I am using ANTLR 3 to do the below.
Assume I have an SQL query. I know that in general it's WHERE, ORDER BY and GROUP BY clauses are optional. In terms of ANTLR's grammar I would describe that like this:
query : select_clause from_clause where_clause? group_by_clause? order_by_clause?
The rule for each clause will obviously start with the respective keyword.
What I actually need is to extract each clause's contents as a string without dealing with its internal structure.

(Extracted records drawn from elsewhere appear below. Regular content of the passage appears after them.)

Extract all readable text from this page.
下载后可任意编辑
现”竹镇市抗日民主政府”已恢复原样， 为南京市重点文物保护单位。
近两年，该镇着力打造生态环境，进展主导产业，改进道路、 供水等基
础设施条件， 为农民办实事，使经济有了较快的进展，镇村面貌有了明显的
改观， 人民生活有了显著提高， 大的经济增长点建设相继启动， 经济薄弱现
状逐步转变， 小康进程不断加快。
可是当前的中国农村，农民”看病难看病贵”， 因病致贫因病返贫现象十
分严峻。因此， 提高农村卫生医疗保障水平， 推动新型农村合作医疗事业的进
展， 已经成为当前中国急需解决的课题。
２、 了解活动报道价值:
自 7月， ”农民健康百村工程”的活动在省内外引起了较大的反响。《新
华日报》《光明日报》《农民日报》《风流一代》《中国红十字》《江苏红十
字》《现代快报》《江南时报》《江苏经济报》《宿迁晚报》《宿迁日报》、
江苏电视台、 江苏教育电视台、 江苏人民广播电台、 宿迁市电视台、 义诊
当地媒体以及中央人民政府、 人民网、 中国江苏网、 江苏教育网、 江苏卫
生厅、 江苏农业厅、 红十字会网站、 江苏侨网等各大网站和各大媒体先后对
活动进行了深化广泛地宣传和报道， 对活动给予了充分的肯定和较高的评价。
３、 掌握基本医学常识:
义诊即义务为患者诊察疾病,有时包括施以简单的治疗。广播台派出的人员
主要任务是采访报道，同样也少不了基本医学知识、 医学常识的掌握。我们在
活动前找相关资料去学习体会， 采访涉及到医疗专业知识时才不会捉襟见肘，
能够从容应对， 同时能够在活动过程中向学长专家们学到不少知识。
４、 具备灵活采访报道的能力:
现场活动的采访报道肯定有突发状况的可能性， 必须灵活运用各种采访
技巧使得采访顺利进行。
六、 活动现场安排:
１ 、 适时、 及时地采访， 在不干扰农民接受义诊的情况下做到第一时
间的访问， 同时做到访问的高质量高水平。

To do this I started with the following grammar:
query : select_clause from_clause where_clause? group_by_clause? order_by_clause? EOF; select_clause : SELECT_CLAUSE ; from_clause : FROM_CLAUSE ; where_clause : WHERE_CLAUSE ; group_by_clause : GROUP_BY_CLAUSE ; order_by_clause : ORDER_BY_CLAUSE ; SELECT_CLAUSE : 'select' ANY_CHAR*; FROM_CLAUSE : 'from' ANY_CHAR*; WHERE_CLAUSE : 'where' ANY_CHAR*; GROUP_BY_CLAUSE : 'group by' ANY_CHAR*; ORDER_BY_CLAUSE : 'order by' ANY_CHAR*; ANY_CHAR : .; WS : ' '+ {skip();};
This one didn't work. I have had further attempts composing a correct grammar with no success. I suspect this task is doable with ANTLR3 but I am just missing smth.
More generally, I would like to be able to collect chars from the input stream into a single token until meeting a specific keyword that would indicate the beginning of a new token. This keyword should be the part of the new token.
Can you help me please?